A nivel municipal, el Ayuntamiento de Madrid tiene una gran responsabilidad a la hora de enfrentar el problema de su calidad de aire. Cuando aún estaba el anterior equipo de gobierno, con Ana Botella al frente, se estableció un protocolo de actuación para hacer frente a episodios de emergencia por contaminación. El problema, entonces, era que los medidores de contaminación no estaban en lugares representativos y obtenían datos sesgados.

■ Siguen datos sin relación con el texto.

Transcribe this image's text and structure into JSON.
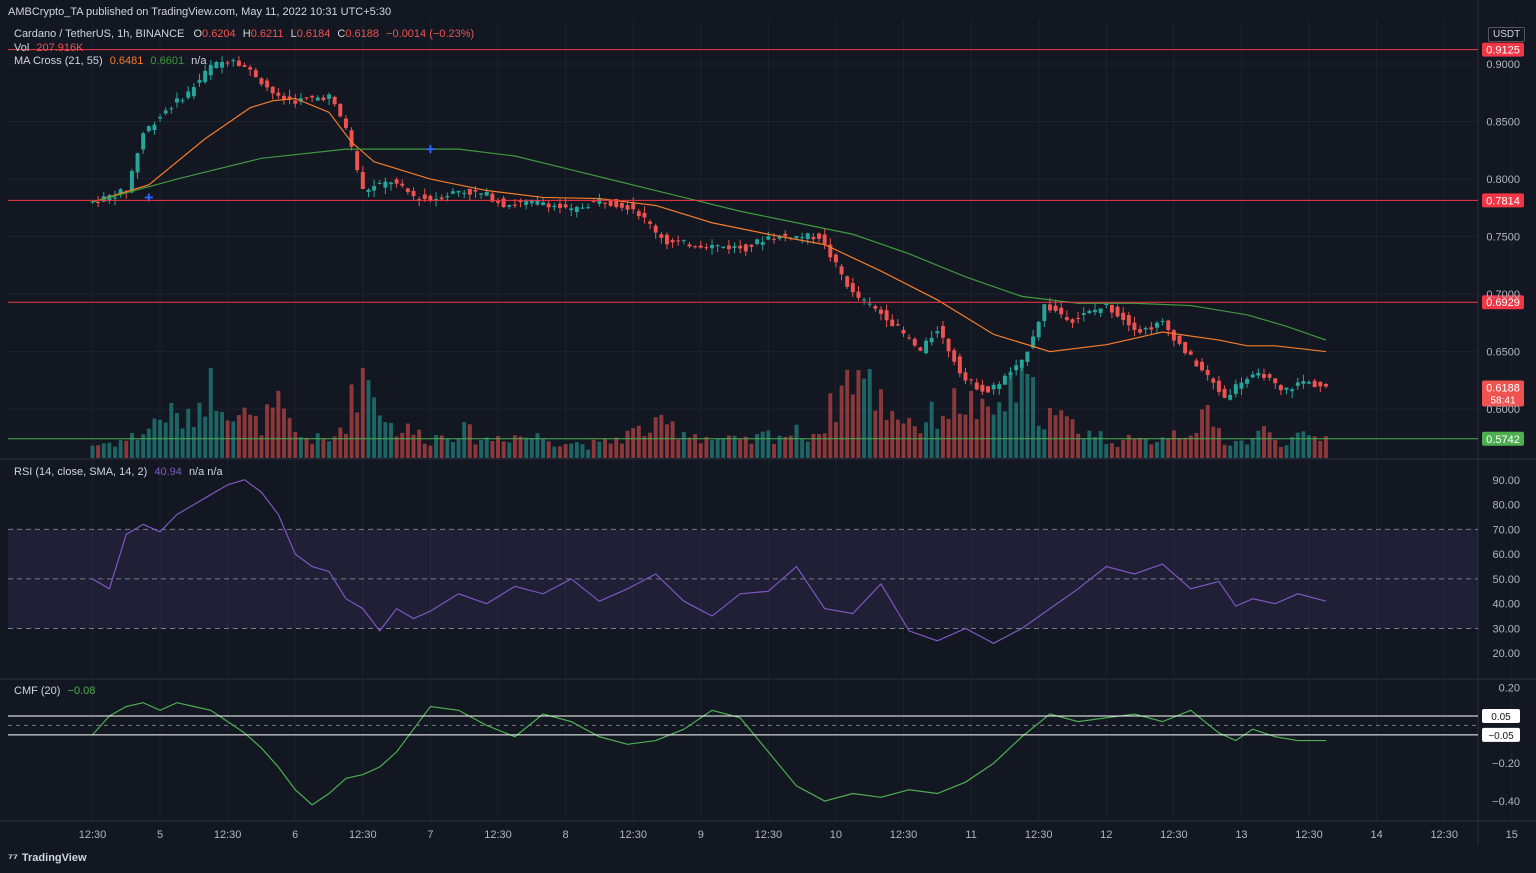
{
  "publisher": "AMBCrypto_TA published on TradingView.com, May 11, 2022 10:31 UTC+5:30",
  "symbol": {
    "name": "Cardano / TetherUS, 1h, BINANCE",
    "open_label": "O",
    "open": "0.6204",
    "high_label": "H",
    "high": "0.6211",
    "low_label": "L",
    "low": "0.6184",
    "close_label": "C",
    "close": "0.6188",
    "change": "−0.0014 (−0.23%)"
  },
  "vol": {
    "label": "Vol",
    "value": "207.916K"
  },
  "ma_cross": {
    "label": "MA Cross (21, 55)",
    "fast": "0.6481",
    "slow": "0.6601",
    "extra": "n/a"
  },
  "rsi_header": {
    "label": "RSI (14, close, SMA, 14, 2)",
    "value": "40.94",
    "extra": "n/a n/a"
  },
  "cmf_header": {
    "label": "CMF (20)",
    "value": "−0.08"
  },
  "currency": "USDT",
  "watermark": "TradingView",
  "colors": {
    "background": "#131722",
    "up": "#26a69a",
    "down": "#ef5350",
    "ma_fast": "#f57c2a",
    "ma_slow": "#3e9a3e",
    "rsi": "#7e57c2",
    "cmf": "#4caf50",
    "resistance": "#f23645",
    "support": "#4caf50",
    "marker": "#2962ff"
  },
  "price_levels": [
    {
      "value": 0.9125,
      "label": "0.9125",
      "kind": "resistance"
    },
    {
      "value": 0.7814,
      "label": "0.7814",
      "kind": "resistance"
    },
    {
      "value": 0.6929,
      "label": "0.6929",
      "kind": "resistance"
    },
    {
      "value": 0.5742,
      "label": "0.5742",
      "kind": "support"
    }
  ],
  "last_price": {
    "value": 0.6188,
    "label": "0.6188",
    "countdown": "58:41"
  },
  "cmf_levels": [
    {
      "value": 0.05,
      "label": "0.05"
    },
    {
      "value": -0.05,
      "label": "−0.05"
    }
  ],
  "chart_data": [
    {
      "type": "line",
      "pane": "price",
      "ylim": [
        0.5575,
        0.9365
      ],
      "yticks": [
        "0.9000",
        "0.8500",
        "0.8000",
        "0.7500",
        "0.7000",
        "0.6500",
        "0.6000"
      ],
      "ytick_values": [
        0.9,
        0.85,
        0.8,
        0.75,
        0.7,
        0.65,
        0.6
      ],
      "xticks": [
        "12:30",
        "5",
        "12:30",
        "6",
        "12:30",
        "7",
        "12:30",
        "8",
        "12:30",
        "9",
        "12:30",
        "10",
        "12:30",
        "11",
        "12:30",
        "12",
        "12:30",
        "13",
        "12:30",
        "14",
        "12:30",
        "15",
        "12:30"
      ],
      "xrange_hours": [
        -15,
        246
      ],
      "series": [
        {
          "name": "",
          "kind": "price",
          "x": [
            0,
            6,
            9,
            13,
            17,
            21,
            25,
            29,
            33,
            36,
            42,
            45,
            48,
            53,
            57,
            60,
            65,
            70,
            73,
            80,
            85,
            90,
            96,
            102,
            110,
            116,
            120,
            129,
            135,
            141,
            147,
            150,
            155,
            159,
            165,
            169,
            174,
            180,
            186,
            190,
            194,
            198,
            201,
            204,
            208,
            211,
            215,
            219
          ],
          "values": [
            0.78,
            0.79,
            0.84,
            0.86,
            0.875,
            0.898,
            0.905,
            0.89,
            0.87,
            0.868,
            0.872,
            0.845,
            0.79,
            0.798,
            0.785,
            0.782,
            0.79,
            0.786,
            0.778,
            0.78,
            0.772,
            0.782,
            0.775,
            0.745,
            0.742,
            0.74,
            0.75,
            0.75,
            0.7,
            0.68,
            0.65,
            0.67,
            0.625,
            0.615,
            0.64,
            0.69,
            0.678,
            0.69,
            0.668,
            0.675,
            0.65,
            0.628,
            0.61,
            0.625,
            0.63,
            0.615,
            0.624,
            0.619
          ]
        },
        {
          "name": "",
          "kind": "ma_fast",
          "x": [
            0,
            10,
            20,
            28,
            32,
            36,
            42,
            46,
            50,
            60,
            70,
            80,
            90,
            100,
            110,
            120,
            130,
            140,
            150,
            160,
            170,
            180,
            190,
            200,
            205,
            210,
            219
          ],
          "values": [
            0.78,
            0.795,
            0.835,
            0.862,
            0.868,
            0.87,
            0.858,
            0.832,
            0.815,
            0.8,
            0.79,
            0.784,
            0.783,
            0.777,
            0.762,
            0.752,
            0.743,
            0.72,
            0.695,
            0.665,
            0.65,
            0.656,
            0.667,
            0.66,
            0.655,
            0.655,
            0.65
          ]
        },
        {
          "name": "",
          "kind": "ma_slow",
          "x": [
            0,
            15,
            30,
            45,
            55,
            65,
            75,
            85,
            95,
            105,
            115,
            125,
            135,
            145,
            155,
            165,
            175,
            185,
            195,
            205,
            212,
            219
          ],
          "values": [
            0.78,
            0.8,
            0.818,
            0.826,
            0.826,
            0.826,
            0.82,
            0.808,
            0.796,
            0.784,
            0.772,
            0.762,
            0.752,
            0.735,
            0.715,
            0.698,
            0.692,
            0.692,
            0.69,
            0.682,
            0.672,
            0.66
          ]
        }
      ],
      "markers": [
        {
          "x": 10,
          "y": 0.784
        },
        {
          "x": 60,
          "y": 0.826
        }
      ]
    },
    {
      "type": "bar",
      "pane": "volume",
      "x": [
        0,
        6,
        9,
        13,
        17,
        21,
        25,
        29,
        33,
        36,
        42,
        45,
        48,
        53,
        57,
        60,
        65,
        70,
        73,
        80,
        85,
        90,
        96,
        102,
        110,
        116,
        120,
        129,
        135,
        141,
        147,
        150,
        155,
        159,
        165,
        169,
        174,
        180,
        186,
        190,
        194,
        198,
        201,
        204,
        208,
        211,
        215,
        219
      ],
      "values": [
        10,
        14,
        20,
        35,
        28,
        60,
        40,
        25,
        38,
        18,
        12,
        30,
        70,
        25,
        20,
        15,
        22,
        14,
        18,
        16,
        12,
        10,
        20,
        25,
        15,
        12,
        18,
        20,
        70,
        40,
        25,
        35,
        45,
        30,
        60,
        35,
        25,
        15,
        12,
        18,
        22,
        30,
        15,
        12,
        20,
        14,
        15,
        16
      ]
    },
    {
      "type": "line",
      "pane": "rsi",
      "ylim": [
        10,
        98
      ],
      "yticks": [
        "90.00",
        "80.00",
        "70.00",
        "60.00",
        "50.00",
        "40.00",
        "30.00",
        "20.00"
      ],
      "ytick_values": [
        90,
        80,
        70,
        60,
        50,
        40,
        30,
        20
      ],
      "bands": [
        30,
        50,
        70
      ],
      "series": [
        {
          "name": "",
          "x": [
            0,
            3,
            6,
            9,
            12,
            15,
            18,
            21,
            24,
            27,
            30,
            33,
            36,
            39,
            42,
            45,
            48,
            51,
            54,
            57,
            60,
            65,
            70,
            75,
            80,
            85,
            90,
            95,
            100,
            105,
            110,
            115,
            120,
            125,
            130,
            135,
            140,
            145,
            150,
            155,
            160,
            165,
            170,
            175,
            180,
            185,
            190,
            195,
            200,
            203,
            206,
            210,
            214,
            219
          ],
          "values": [
            50,
            46,
            68,
            72,
            69,
            76,
            80,
            84,
            88,
            90,
            85,
            76,
            60,
            55,
            53,
            42,
            38,
            29,
            38,
            34,
            37,
            44,
            40,
            47,
            44,
            50,
            41,
            46,
            52,
            41,
            35,
            44,
            45,
            55,
            38,
            36,
            48,
            29,
            25,
            30,
            24,
            30,
            38,
            46,
            55,
            52,
            56,
            46,
            49,
            39,
            42,
            40,
            44,
            41
          ]
        }
      ]
    },
    {
      "type": "line",
      "pane": "cmf",
      "ylim": [
        -0.5,
        0.24
      ],
      "yticks": [
        "0.20",
        "−0.20",
        "−0.40"
      ],
      "ytick_values": [
        0.2,
        -0.2,
        -0.4
      ],
      "zero_line": 0,
      "series": [
        {
          "name": "",
          "x": [
            0,
            3,
            6,
            9,
            12,
            15,
            18,
            21,
            24,
            27,
            30,
            33,
            36,
            39,
            42,
            45,
            48,
            51,
            54,
            57,
            60,
            65,
            70,
            75,
            80,
            85,
            90,
            95,
            100,
            105,
            110,
            115,
            120,
            125,
            130,
            135,
            140,
            145,
            150,
            155,
            160,
            165,
            170,
            175,
            180,
            185,
            190,
            195,
            200,
            203,
            206,
            210,
            214,
            219
          ],
          "values": [
            -0.05,
            0.05,
            0.1,
            0.12,
            0.08,
            0.12,
            0.1,
            0.08,
            0.02,
            -0.04,
            -0.12,
            -0.22,
            -0.34,
            -0.42,
            -0.36,
            -0.28,
            -0.26,
            -0.22,
            -0.14,
            -0.02,
            0.1,
            0.08,
            0.0,
            -0.06,
            0.06,
            0.02,
            -0.06,
            -0.1,
            -0.08,
            -0.02,
            0.08,
            0.04,
            -0.14,
            -0.32,
            -0.4,
            -0.36,
            -0.38,
            -0.34,
            -0.36,
            -0.3,
            -0.2,
            -0.06,
            0.06,
            0.02,
            0.04,
            0.06,
            0.02,
            0.08,
            -0.04,
            -0.08,
            -0.02,
            -0.06,
            -0.08,
            -0.08
          ]
        }
      ]
    }
  ]
}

Y aun así, cuando se detectaban valores alarmantes de contaminación, no se aplicaba el protocolo.

Con la llegada al ayuntamiento de Ahora Madrid y a la concejalía de medio ambiente de Inés Sabanés, del partido verde Equo, se tomó la decisión de reubicar los medidores de contaminación en lugares más estratégicos para contar con datos reales. Gracias a esta medida se han detectado niveles preocupantes varias veces en los últimos meses y el ayuntamiento ha puesto en práctica el protocolo establecido. La polémica no ha tardado en surgir, ya bien sea por quienes critican las limitaciones al uso del vehículo privado y las limitaciones de velocidad o por quienes reclaman mejores transportes públicos.

De todos modos, en enero se aprobó una modificación del protocolo por contaminación, que reducía los valores de alarma, por lo que estos episodios se harán, sin duda, más comunes.

Todo es cuestión de voluntad

Desde varias instituciones europeas se proponen una serie de medidas para reducir la contaminación de las grandes urbes y se publican listados de calidad de aire, como la de Soot free for the climate, en la que Madrid sigue ocupando una de las valoraciones más pobres en cuanto al esfuerzo que se hace para reducir la contaminación.

Aunque existen algunos estudios que valoran positivamente la medida de reducir la velocidad para reducir la contaminación, como los que se hicieron en Amsterdam y Barcelona, lo que realmente reduciría la contaminación sería reducir tráfico rodado y para ello ya hay medidas ampliamente consensuadas.

Un modelo refutado.

En última instancia, lo que nos vienen a decir los niveles de contaminación con los que convivimos en muchas ciudades es que este modelo de movilidad, basado en el transporte individualizado, no funciona. Primero porque es un modelo que genera un volumen ingobernable de tráfico al que no le basta con más carriles, como evidencia la paradoja de Braess. Y segundo porque genera unos problemas de salud bastante severos. Se calcula que en Europa, en 2012 fueron 432.000 las muertes prematuras atribuibles a la mala calidad del aire, por no hablar de los enormes costes sanitarios que supuso.

Está claro que las autoridades deben tomar medidas para reducir la contaminación. Podremos criticar estas medidas o proponer otras que creamos más efectivas, pero nadie podrá negar los graves efectos que tiene en nuestra salud la mala calidad del aire. Es hora de pararse un minuto a pensar qué es lo que consideramos prioritario: si nuestro derecho a desplazarnos en vehículos individuales o nuestro derecho a un aire limpio. Está claro que ambos derechos son muy difíciles de compaginar.